Hintergrund ist, dass die BSC-Spielstätte als Team Base Camp bei der Uefa für die Europameisterschaft im nächsten Jahr gelistet ist. Gleiches gilt aber auch für die Sportschule Hennef, so deren Leiter Sascha Hendrich-Bächer: „Derzeit laufen Besichtigungen von interessierten Verbänden. Die Entscheidung fällt frühestens im Dezember, wenn klar ist, welche Nationen in Köln ihre Gruppenspiele bestreiten.“ Für Modernisierungsmaßnahmen, insbesondere der Küche, schließt die Sportschule von Dezember bis Februar für acht Wochen ihre Pforten.

Leiter der Sportschule Hennef, Sascha Hendrich-Bächer.

Leiter derSportschule Hennef,Sascha Hendrich-Bächer.

Dass die zuletzt eher schwachen Ergebnisse der deutschen Nationalmannschaft noch keine richtige Vorfreude auf die Europameisterschaft 2024 haben aufkommen lassen, beunruhigt FVM-Geschäftsführer Dirk Brennecke nicht: „Je näher das Turnier heranrückt, desto größer wird die Begeisterung in der Bevölkerung werden. Mit dem ersten Anpfiff bekommt das eine Eigendynamik.“ Der Verband habe bis zur WM 2014 zurückgerechnet und festgestellt, „dass 15 bis 30 Prozent eines Geburtsjahrgangs nach einem solchen Sportgroßereignis in einen Fußballverein eintreten. Die Kinder werden kommen.“

FVM ruft „Jahr der Schiris“ aus

Nach so viel Enthusiasmus fiel es den Verbandsvertretern beinahe schwer, wieder zum Alltagsgeschäft zurückzukehren, zumal mit den Themen „Schiedsrichter“ und „Gewalt auf Fußballplätzen“ noch zwei schwer verdauliche Angelegenheiten zu besprechen waren. Um dem Schwund an Unparteiischen entgegenzuwirken, hat der FVM das „Jahr der Schiris“ ausgerufen.

Im Verbandsgebiet hat man in den vergangenen zehn Jahre 500 Referees verloren. „Wir wollen eine neue Wertschätzungskultur einleiten. Die aktiven Schiris sollen gebunden, neue hinzugewonnen werden“, erläutert Katzidis, der die Schiedsrichter stärker in das Vereinsleben einbinden will.

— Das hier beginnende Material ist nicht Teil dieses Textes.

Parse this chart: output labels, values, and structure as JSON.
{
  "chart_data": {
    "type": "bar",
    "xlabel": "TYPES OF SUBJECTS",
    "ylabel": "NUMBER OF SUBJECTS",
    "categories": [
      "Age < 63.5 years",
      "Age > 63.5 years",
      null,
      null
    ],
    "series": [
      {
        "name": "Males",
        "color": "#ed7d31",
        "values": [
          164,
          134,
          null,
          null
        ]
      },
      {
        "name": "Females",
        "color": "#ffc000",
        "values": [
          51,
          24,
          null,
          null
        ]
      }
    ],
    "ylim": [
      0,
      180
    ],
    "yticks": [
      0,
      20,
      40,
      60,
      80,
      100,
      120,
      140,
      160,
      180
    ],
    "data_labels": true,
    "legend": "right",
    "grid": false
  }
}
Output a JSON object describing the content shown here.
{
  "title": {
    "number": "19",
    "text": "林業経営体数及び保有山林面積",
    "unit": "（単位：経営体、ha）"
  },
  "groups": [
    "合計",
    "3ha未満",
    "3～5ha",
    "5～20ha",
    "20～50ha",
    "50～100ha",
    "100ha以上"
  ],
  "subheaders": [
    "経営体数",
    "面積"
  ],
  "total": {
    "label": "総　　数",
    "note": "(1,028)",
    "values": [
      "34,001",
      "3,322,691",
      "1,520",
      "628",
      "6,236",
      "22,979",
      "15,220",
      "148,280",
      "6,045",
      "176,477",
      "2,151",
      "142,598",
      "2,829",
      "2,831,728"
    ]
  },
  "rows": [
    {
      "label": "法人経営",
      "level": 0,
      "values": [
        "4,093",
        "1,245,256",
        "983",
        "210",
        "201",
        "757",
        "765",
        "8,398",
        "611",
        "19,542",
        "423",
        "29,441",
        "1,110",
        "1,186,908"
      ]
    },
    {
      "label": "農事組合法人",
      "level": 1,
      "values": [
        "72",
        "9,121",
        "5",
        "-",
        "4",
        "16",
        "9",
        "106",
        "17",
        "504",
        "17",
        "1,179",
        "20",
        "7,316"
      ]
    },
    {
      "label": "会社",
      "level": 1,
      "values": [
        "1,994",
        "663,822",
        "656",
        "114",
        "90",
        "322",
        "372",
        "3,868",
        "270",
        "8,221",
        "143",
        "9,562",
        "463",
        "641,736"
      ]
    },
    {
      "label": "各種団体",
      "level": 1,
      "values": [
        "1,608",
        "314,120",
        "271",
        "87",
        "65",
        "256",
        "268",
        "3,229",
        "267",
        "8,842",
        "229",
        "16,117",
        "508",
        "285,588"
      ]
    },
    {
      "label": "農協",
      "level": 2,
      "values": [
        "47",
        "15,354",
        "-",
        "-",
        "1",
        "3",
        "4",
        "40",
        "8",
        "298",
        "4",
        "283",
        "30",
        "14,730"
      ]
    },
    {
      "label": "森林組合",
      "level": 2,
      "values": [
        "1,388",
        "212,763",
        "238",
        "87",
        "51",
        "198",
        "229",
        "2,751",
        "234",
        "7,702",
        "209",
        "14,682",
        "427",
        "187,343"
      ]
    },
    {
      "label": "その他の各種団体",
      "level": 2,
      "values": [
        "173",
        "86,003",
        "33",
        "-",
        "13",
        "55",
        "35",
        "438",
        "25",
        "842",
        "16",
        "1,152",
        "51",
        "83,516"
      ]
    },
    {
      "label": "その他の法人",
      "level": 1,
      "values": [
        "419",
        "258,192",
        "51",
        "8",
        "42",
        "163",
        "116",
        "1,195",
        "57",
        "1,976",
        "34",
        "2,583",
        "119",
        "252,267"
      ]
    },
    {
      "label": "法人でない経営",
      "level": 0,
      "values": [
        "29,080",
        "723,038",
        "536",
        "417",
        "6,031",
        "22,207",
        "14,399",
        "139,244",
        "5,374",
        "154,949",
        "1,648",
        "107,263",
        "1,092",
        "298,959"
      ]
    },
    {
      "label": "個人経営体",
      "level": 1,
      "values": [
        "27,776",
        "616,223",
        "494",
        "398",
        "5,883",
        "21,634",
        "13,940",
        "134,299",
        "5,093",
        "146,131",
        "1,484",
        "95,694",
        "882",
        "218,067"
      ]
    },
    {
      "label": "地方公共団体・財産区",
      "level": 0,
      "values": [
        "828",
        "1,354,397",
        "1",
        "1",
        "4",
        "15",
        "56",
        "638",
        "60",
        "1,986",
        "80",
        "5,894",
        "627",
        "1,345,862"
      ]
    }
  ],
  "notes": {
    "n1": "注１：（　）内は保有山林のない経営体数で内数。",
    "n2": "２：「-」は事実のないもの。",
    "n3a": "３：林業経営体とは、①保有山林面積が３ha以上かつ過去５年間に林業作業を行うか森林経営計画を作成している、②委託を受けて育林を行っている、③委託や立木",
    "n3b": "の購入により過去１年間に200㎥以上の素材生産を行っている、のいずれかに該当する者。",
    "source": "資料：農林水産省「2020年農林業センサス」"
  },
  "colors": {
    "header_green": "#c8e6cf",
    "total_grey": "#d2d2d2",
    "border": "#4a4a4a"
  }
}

Katzidis will „Gemeinsam gegen Gewalt auf Fußballplätzen“ vorgehen

„Unsere Umfragen haben ergeben, dass Gewalt nicht der Grund ist, warum Schiedsrichter aufhören zu pfeifen“, erläuterte Brennecke und leitete so zum letzten Punkt über: die Kampagne „Gemeinsam gegen Gewalt auf Fußballplätzen“.

Gemessen an der Anzahl der Spiele ist die Quote jener Partien, bei denen es zu Gewalt, Diskriminierung und Störungen kommt, gering. Alle drei Delikte ergeben zusammen etwas mehr als ein Prozent. „Trotz geringer Quote ist es eine Herausforderung für den Fußball“, so Katzidis, für den Prävention entscheidend ist: „Zu Hause, in der Schule, das dortige Verhalten setzt sich im Verein und auf den Sportplätzen fort.“

Die Funktionäre stellen, so sagen sie, auch an sich selbst Ansprüche. Sie wollen „jederzeit einen offenen, ehrlichen und gradlinigen Umgang pflegen und nichts totschweigen.“ Dazu gehörten klare Ziele, Haltungen und Positionen.